Hugging Face’s Dataset Release Exposes 1M Bluesky Posts for Research

Why Trust Techopedia
Key Takeaways

  • A Hugging Face librarian published a dataset of 1 million Bluesky posts, raising privacy issues.
  • The dataset, pulled from Bluesky's Firehose API, was shared for machine learning research.
  • Bluesky is considering external consent solutions, emphasizing third-party compliance.

A Hugging Face librarian released and later removed a 1 million Bluesky posts dataset, sparking concerns over data transparency and consent.

Daniel van Strien extracted the posts using the Firehose API and uploaded the dataset to a public repository for machine learning research, according to 404 Media.

 

The dataset, which included users’ decentralized identifiers (DID), featured typical Bluesky content like political debates, quirky comments, and adult material, likely including posts that have since been deleted.

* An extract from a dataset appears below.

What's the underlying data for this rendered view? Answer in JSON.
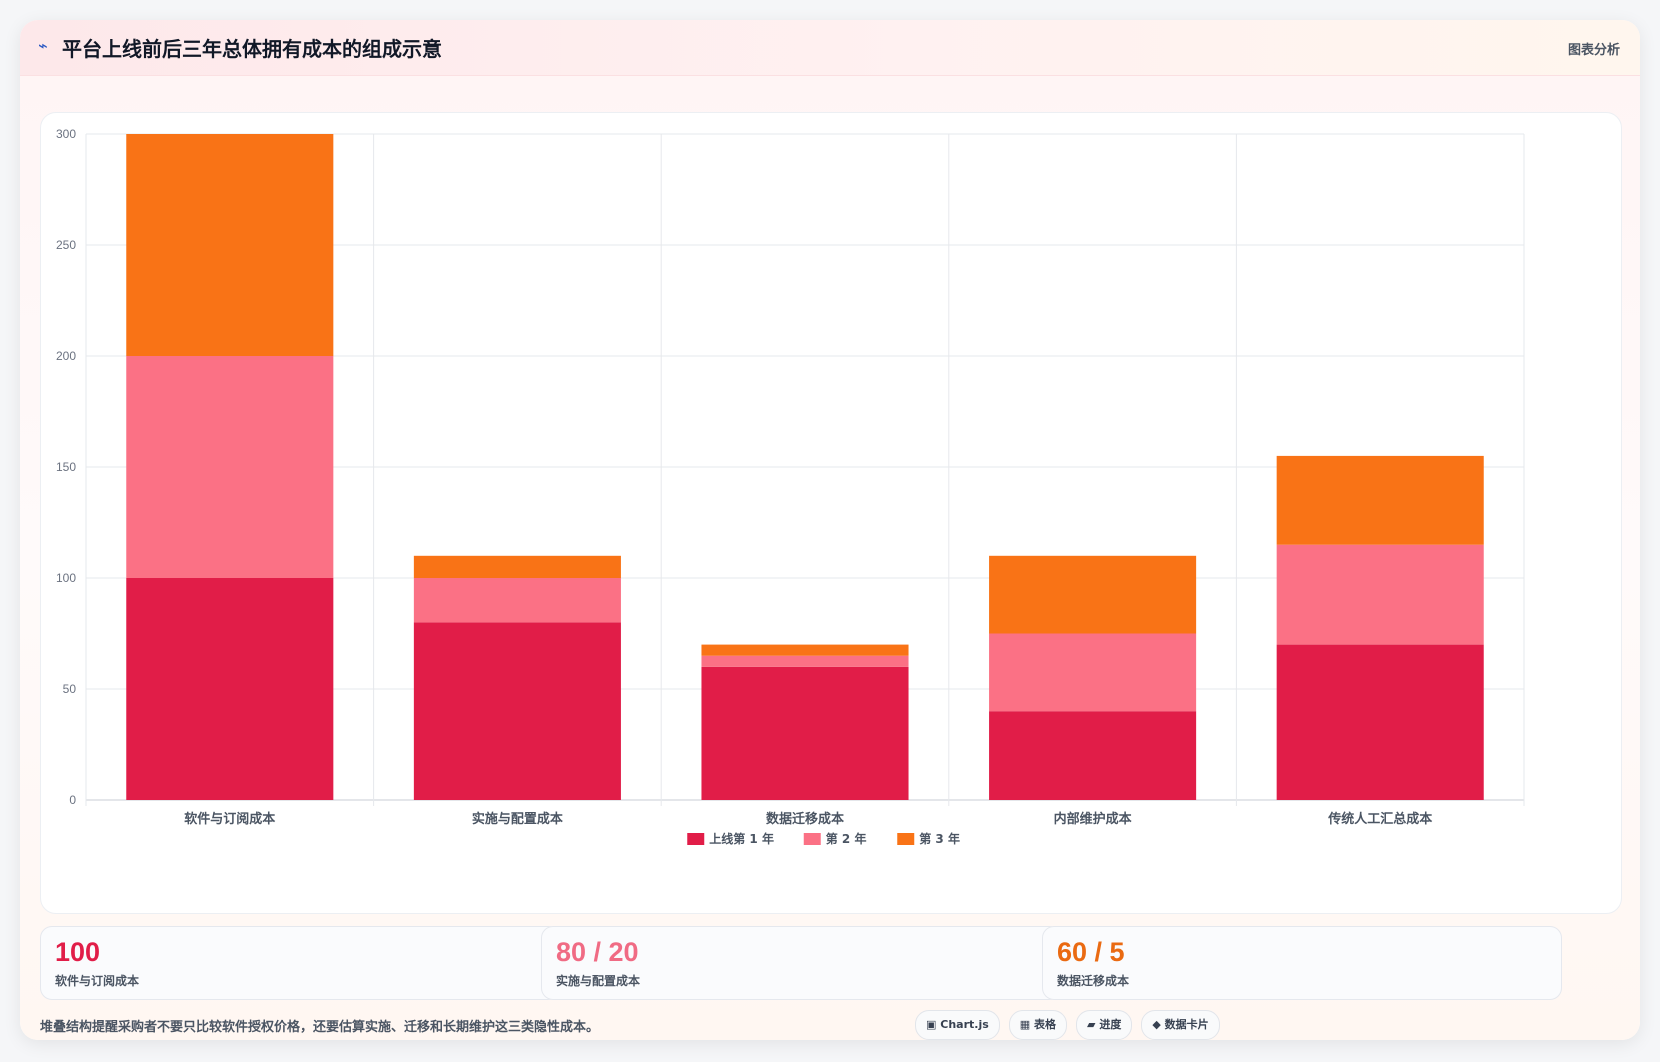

Van Strien announced the release on Bluesky (see below) on November 26 but later removed it, citing concerns about transparency and consent in data collection. He apologized, acknowledging that he intended to support tool development but recognized the mistake.

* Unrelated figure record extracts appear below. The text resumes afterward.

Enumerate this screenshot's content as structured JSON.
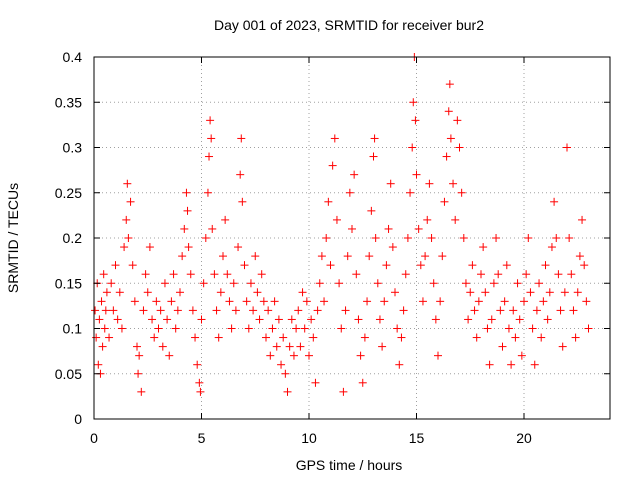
{
  "chart_data": {
    "type": "scatter",
    "title": "Day 001 of 2023, SRMTID for receiver bur2",
    "xlabel": "GPS time / hours",
    "ylabel": "SRMTID / TECUs",
    "xlim": [
      0,
      24
    ],
    "ylim": [
      0,
      0.4
    ],
    "grid": true,
    "marker": "+",
    "color": "#ff0000",
    "x_ticks": [
      {
        "value": 0,
        "label": "0"
      },
      {
        "value": 5,
        "label": "5"
      },
      {
        "value": 10,
        "label": "10"
      },
      {
        "value": 15,
        "label": "15"
      },
      {
        "value": 20,
        "label": "20"
      }
    ],
    "y_ticks": [
      {
        "value": 0,
        "label": "0"
      },
      {
        "value": 0.05,
        "label": "0.05"
      },
      {
        "value": 0.1,
        "label": "0.1"
      },
      {
        "value": 0.15,
        "label": "0.15"
      },
      {
        "value": 0.2,
        "label": "0.2"
      },
      {
        "value": 0.25,
        "label": "0.25"
      },
      {
        "value": 0.3,
        "label": "0.3"
      },
      {
        "value": 0.35,
        "label": "0.35"
      },
      {
        "value": 0.4,
        "label": "0.4"
      }
    ],
    "series": [
      {
        "name": "SRMTID",
        "points": [
          [
            0.05,
            0.12
          ],
          [
            0.1,
            0.09
          ],
          [
            0.15,
            0.15
          ],
          [
            0.2,
            0.06
          ],
          [
            0.25,
            0.11
          ],
          [
            0.3,
            0.05
          ],
          [
            0.35,
            0.13
          ],
          [
            0.4,
            0.08
          ],
          [
            0.45,
            0.16
          ],
          [
            0.5,
            0.1
          ],
          [
            0.55,
            0.12
          ],
          [
            0.6,
            0.14
          ],
          [
            0.7,
            0.09
          ],
          [
            0.8,
            0.15
          ],
          [
            0.9,
            0.12
          ],
          [
            1.0,
            0.17
          ],
          [
            1.1,
            0.11
          ],
          [
            1.2,
            0.14
          ],
          [
            1.3,
            0.1
          ],
          [
            1.4,
            0.19
          ],
          [
            1.5,
            0.22
          ],
          [
            1.55,
            0.26
          ],
          [
            1.6,
            0.2
          ],
          [
            1.7,
            0.24
          ],
          [
            1.8,
            0.17
          ],
          [
            1.9,
            0.13
          ],
          [
            2.0,
            0.08
          ],
          [
            2.05,
            0.05
          ],
          [
            2.1,
            0.07
          ],
          [
            2.2,
            0.03
          ],
          [
            2.3,
            0.12
          ],
          [
            2.4,
            0.16
          ],
          [
            2.5,
            0.14
          ],
          [
            2.6,
            0.19
          ],
          [
            2.7,
            0.11
          ],
          [
            2.8,
            0.09
          ],
          [
            2.9,
            0.13
          ],
          [
            3.0,
            0.1
          ],
          [
            3.1,
            0.12
          ],
          [
            3.2,
            0.08
          ],
          [
            3.3,
            0.15
          ],
          [
            3.4,
            0.11
          ],
          [
            3.5,
            0.07
          ],
          [
            3.6,
            0.13
          ],
          [
            3.7,
            0.16
          ],
          [
            3.8,
            0.1
          ],
          [
            3.9,
            0.12
          ],
          [
            4.0,
            0.14
          ],
          [
            4.1,
            0.18
          ],
          [
            4.2,
            0.21
          ],
          [
            4.3,
            0.25
          ],
          [
            4.35,
            0.23
          ],
          [
            4.4,
            0.19
          ],
          [
            4.5,
            0.16
          ],
          [
            4.6,
            0.12
          ],
          [
            4.7,
            0.09
          ],
          [
            4.8,
            0.06
          ],
          [
            4.9,
            0.04
          ],
          [
            4.95,
            0.03
          ],
          [
            5.0,
            0.11
          ],
          [
            5.1,
            0.15
          ],
          [
            5.2,
            0.2
          ],
          [
            5.3,
            0.25
          ],
          [
            5.35,
            0.29
          ],
          [
            5.4,
            0.33
          ],
          [
            5.45,
            0.31
          ],
          [
            5.5,
            0.21
          ],
          [
            5.6,
            0.16
          ],
          [
            5.7,
            0.12
          ],
          [
            5.8,
            0.09
          ],
          [
            5.9,
            0.14
          ],
          [
            6.0,
            0.18
          ],
          [
            6.1,
            0.22
          ],
          [
            6.2,
            0.16
          ],
          [
            6.3,
            0.13
          ],
          [
            6.4,
            0.1
          ],
          [
            6.5,
            0.15
          ],
          [
            6.6,
            0.12
          ],
          [
            6.7,
            0.19
          ],
          [
            6.8,
            0.27
          ],
          [
            6.85,
            0.31
          ],
          [
            6.9,
            0.24
          ],
          [
            7.0,
            0.17
          ],
          [
            7.1,
            0.13
          ],
          [
            7.2,
            0.1
          ],
          [
            7.3,
            0.15
          ],
          [
            7.4,
            0.12
          ],
          [
            7.5,
            0.18
          ],
          [
            7.6,
            0.14
          ],
          [
            7.7,
            0.11
          ],
          [
            7.8,
            0.16
          ],
          [
            7.9,
            0.13
          ],
          [
            8.0,
            0.09
          ],
          [
            8.1,
            0.12
          ],
          [
            8.2,
            0.07
          ],
          [
            8.3,
            0.1
          ],
          [
            8.4,
            0.13
          ],
          [
            8.5,
            0.08
          ],
          [
            8.6,
            0.11
          ],
          [
            8.7,
            0.06
          ],
          [
            8.8,
            0.09
          ],
          [
            8.9,
            0.05
          ],
          [
            9.0,
            0.03
          ],
          [
            9.1,
            0.08
          ],
          [
            9.2,
            0.11
          ],
          [
            9.3,
            0.07
          ],
          [
            9.4,
            0.1
          ],
          [
            9.5,
            0.12
          ],
          [
            9.6,
            0.08
          ],
          [
            9.7,
            0.14
          ],
          [
            9.8,
            0.1
          ],
          [
            9.9,
            0.13
          ],
          [
            10.0,
            0.07
          ],
          [
            10.1,
            0.11
          ],
          [
            10.2,
            0.09
          ],
          [
            10.3,
            0.04
          ],
          [
            10.4,
            0.12
          ],
          [
            10.5,
            0.15
          ],
          [
            10.6,
            0.18
          ],
          [
            10.7,
            0.13
          ],
          [
            10.8,
            0.2
          ],
          [
            10.9,
            0.24
          ],
          [
            11.0,
            0.17
          ],
          [
            11.1,
            0.28
          ],
          [
            11.2,
            0.31
          ],
          [
            11.3,
            0.22
          ],
          [
            11.4,
            0.15
          ],
          [
            11.5,
            0.1
          ],
          [
            11.6,
            0.03
          ],
          [
            11.7,
            0.12
          ],
          [
            11.8,
            0.18
          ],
          [
            11.9,
            0.25
          ],
          [
            12.0,
            0.21
          ],
          [
            12.1,
            0.27
          ],
          [
            12.2,
            0.16
          ],
          [
            12.3,
            0.11
          ],
          [
            12.4,
            0.07
          ],
          [
            12.5,
            0.04
          ],
          [
            12.6,
            0.09
          ],
          [
            12.7,
            0.13
          ],
          [
            12.8,
            0.18
          ],
          [
            12.9,
            0.23
          ],
          [
            13.0,
            0.29
          ],
          [
            13.05,
            0.31
          ],
          [
            13.1,
            0.2
          ],
          [
            13.2,
            0.15
          ],
          [
            13.3,
            0.11
          ],
          [
            13.4,
            0.08
          ],
          [
            13.5,
            0.13
          ],
          [
            13.6,
            0.17
          ],
          [
            13.7,
            0.21
          ],
          [
            13.8,
            0.26
          ],
          [
            13.9,
            0.19
          ],
          [
            14.0,
            0.14
          ],
          [
            14.1,
            0.1
          ],
          [
            14.2,
            0.06
          ],
          [
            14.3,
            0.09
          ],
          [
            14.4,
            0.12
          ],
          [
            14.5,
            0.16
          ],
          [
            14.6,
            0.2
          ],
          [
            14.7,
            0.25
          ],
          [
            14.8,
            0.3
          ],
          [
            14.85,
            0.35
          ],
          [
            14.9,
            0.4
          ],
          [
            14.95,
            0.33
          ],
          [
            15.0,
            0.27
          ],
          [
            15.1,
            0.21
          ],
          [
            15.2,
            0.17
          ],
          [
            15.3,
            0.13
          ],
          [
            15.4,
            0.18
          ],
          [
            15.5,
            0.22
          ],
          [
            15.6,
            0.26
          ],
          [
            15.7,
            0.2
          ],
          [
            15.8,
            0.15
          ],
          [
            15.9,
            0.11
          ],
          [
            16.0,
            0.07
          ],
          [
            16.1,
            0.13
          ],
          [
            16.2,
            0.18
          ],
          [
            16.3,
            0.24
          ],
          [
            16.4,
            0.29
          ],
          [
            16.5,
            0.34
          ],
          [
            16.55,
            0.37
          ],
          [
            16.6,
            0.31
          ],
          [
            16.7,
            0.26
          ],
          [
            16.8,
            0.22
          ],
          [
            16.9,
            0.33
          ],
          [
            17.0,
            0.3
          ],
          [
            17.1,
            0.25
          ],
          [
            17.2,
            0.2
          ],
          [
            17.3,
            0.15
          ],
          [
            17.4,
            0.11
          ],
          [
            17.5,
            0.14
          ],
          [
            17.6,
            0.17
          ],
          [
            17.7,
            0.12
          ],
          [
            17.8,
            0.09
          ],
          [
            17.9,
            0.13
          ],
          [
            18.0,
            0.16
          ],
          [
            18.1,
            0.19
          ],
          [
            18.2,
            0.14
          ],
          [
            18.3,
            0.1
          ],
          [
            18.4,
            0.06
          ],
          [
            18.5,
            0.11
          ],
          [
            18.6,
            0.15
          ],
          [
            18.7,
            0.2
          ],
          [
            18.8,
            0.16
          ],
          [
            18.9,
            0.12
          ],
          [
            19.0,
            0.08
          ],
          [
            19.1,
            0.13
          ],
          [
            19.2,
            0.17
          ],
          [
            19.3,
            0.1
          ],
          [
            19.4,
            0.06
          ],
          [
            19.5,
            0.12
          ],
          [
            19.6,
            0.09
          ],
          [
            19.7,
            0.15
          ],
          [
            19.8,
            0.11
          ],
          [
            19.9,
            0.07
          ],
          [
            20.0,
            0.13
          ],
          [
            20.1,
            0.16
          ],
          [
            20.2,
            0.2
          ],
          [
            20.3,
            0.14
          ],
          [
            20.4,
            0.1
          ],
          [
            20.5,
            0.06
          ],
          [
            20.6,
            0.12
          ],
          [
            20.7,
            0.15
          ],
          [
            20.8,
            0.09
          ],
          [
            20.9,
            0.13
          ],
          [
            21.0,
            0.17
          ],
          [
            21.1,
            0.11
          ],
          [
            21.2,
            0.14
          ],
          [
            21.3,
            0.19
          ],
          [
            21.4,
            0.24
          ],
          [
            21.5,
            0.2
          ],
          [
            21.6,
            0.16
          ],
          [
            21.7,
            0.12
          ],
          [
            21.8,
            0.08
          ],
          [
            21.9,
            0.14
          ],
          [
            22.0,
            0.3
          ],
          [
            22.1,
            0.2
          ],
          [
            22.2,
            0.16
          ],
          [
            22.3,
            0.12
          ],
          [
            22.4,
            0.09
          ],
          [
            22.5,
            0.14
          ],
          [
            22.6,
            0.18
          ],
          [
            22.7,
            0.22
          ],
          [
            22.8,
            0.17
          ],
          [
            22.9,
            0.13
          ],
          [
            23.0,
            0.1
          ]
        ]
      }
    ]
  }
}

Bluesky’s Openness Poses Risks to Data Privacy

The Firehose API, unique to Bluesky, streams all public data updates, including posts, likes, and follows. Built on the open AT Protocol, developers can use the data to create tools like Firesky, visualizers, and bots.

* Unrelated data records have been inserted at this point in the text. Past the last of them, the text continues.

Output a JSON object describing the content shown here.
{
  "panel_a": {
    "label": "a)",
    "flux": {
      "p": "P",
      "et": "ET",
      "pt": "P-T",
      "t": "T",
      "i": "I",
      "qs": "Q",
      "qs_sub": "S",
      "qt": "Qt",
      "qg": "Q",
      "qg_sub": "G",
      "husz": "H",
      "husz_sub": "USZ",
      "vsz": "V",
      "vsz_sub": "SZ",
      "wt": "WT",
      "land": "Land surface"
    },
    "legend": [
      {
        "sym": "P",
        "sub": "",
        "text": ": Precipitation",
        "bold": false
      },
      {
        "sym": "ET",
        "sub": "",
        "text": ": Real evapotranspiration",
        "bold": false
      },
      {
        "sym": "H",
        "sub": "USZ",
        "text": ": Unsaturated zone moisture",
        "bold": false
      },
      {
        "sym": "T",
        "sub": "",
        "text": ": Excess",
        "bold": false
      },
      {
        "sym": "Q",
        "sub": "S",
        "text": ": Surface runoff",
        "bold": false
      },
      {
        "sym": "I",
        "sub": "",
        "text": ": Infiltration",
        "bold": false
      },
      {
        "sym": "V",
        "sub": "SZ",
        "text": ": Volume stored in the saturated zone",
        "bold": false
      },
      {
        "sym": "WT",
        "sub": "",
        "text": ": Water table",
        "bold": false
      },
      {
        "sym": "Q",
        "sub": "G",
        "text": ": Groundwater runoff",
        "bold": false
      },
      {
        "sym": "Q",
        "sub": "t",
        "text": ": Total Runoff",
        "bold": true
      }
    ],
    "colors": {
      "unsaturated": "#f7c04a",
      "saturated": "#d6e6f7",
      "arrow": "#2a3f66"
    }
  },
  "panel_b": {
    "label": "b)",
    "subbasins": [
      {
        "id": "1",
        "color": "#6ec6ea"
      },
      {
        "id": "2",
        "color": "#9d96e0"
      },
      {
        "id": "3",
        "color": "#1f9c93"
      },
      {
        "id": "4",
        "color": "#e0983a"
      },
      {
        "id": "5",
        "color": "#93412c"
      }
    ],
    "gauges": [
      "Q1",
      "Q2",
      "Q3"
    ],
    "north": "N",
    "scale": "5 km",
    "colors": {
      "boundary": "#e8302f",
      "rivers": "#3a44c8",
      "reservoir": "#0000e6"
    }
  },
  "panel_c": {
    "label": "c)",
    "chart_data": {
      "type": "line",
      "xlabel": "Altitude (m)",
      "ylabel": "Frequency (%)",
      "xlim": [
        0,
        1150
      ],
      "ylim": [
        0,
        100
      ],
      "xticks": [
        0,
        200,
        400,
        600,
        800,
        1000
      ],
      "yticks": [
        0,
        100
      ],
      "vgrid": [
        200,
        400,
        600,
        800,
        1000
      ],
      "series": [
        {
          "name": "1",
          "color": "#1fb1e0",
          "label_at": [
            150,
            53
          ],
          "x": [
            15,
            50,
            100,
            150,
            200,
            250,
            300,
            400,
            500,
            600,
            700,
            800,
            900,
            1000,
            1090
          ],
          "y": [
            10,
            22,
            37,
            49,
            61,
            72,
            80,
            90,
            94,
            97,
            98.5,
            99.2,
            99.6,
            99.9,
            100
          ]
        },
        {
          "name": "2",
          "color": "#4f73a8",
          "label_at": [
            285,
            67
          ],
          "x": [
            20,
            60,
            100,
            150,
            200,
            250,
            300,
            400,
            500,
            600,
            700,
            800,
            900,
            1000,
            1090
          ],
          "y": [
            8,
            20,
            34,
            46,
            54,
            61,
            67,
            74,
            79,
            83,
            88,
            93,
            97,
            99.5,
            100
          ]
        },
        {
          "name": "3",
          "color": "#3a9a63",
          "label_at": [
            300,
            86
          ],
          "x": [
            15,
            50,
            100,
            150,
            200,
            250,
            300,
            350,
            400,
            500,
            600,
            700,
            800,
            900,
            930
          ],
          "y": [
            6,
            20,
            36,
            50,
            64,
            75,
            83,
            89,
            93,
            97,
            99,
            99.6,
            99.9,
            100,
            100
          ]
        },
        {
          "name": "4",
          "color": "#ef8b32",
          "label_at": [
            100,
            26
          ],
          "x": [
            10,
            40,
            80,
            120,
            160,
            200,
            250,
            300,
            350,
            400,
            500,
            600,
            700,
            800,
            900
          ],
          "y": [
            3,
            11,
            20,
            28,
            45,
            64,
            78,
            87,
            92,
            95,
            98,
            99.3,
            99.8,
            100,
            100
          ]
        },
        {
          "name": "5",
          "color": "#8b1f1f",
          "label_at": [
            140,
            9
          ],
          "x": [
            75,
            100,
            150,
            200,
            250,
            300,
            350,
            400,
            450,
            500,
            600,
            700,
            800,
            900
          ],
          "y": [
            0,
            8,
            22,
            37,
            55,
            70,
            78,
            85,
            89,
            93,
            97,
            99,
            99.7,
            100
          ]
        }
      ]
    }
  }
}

Bluesky has stated it is exploring ways for users to express consent preferences externally. While the social media platform isn’t using user content for AI training, it remains up to third parties to honor those preferences.Many people have recently moved to Bluesky to avoid using their content for AI training and gain more control over their data through its decentralized model. However, this openness also makes Bluesky vulnerable, allowing unrestricted access to its data.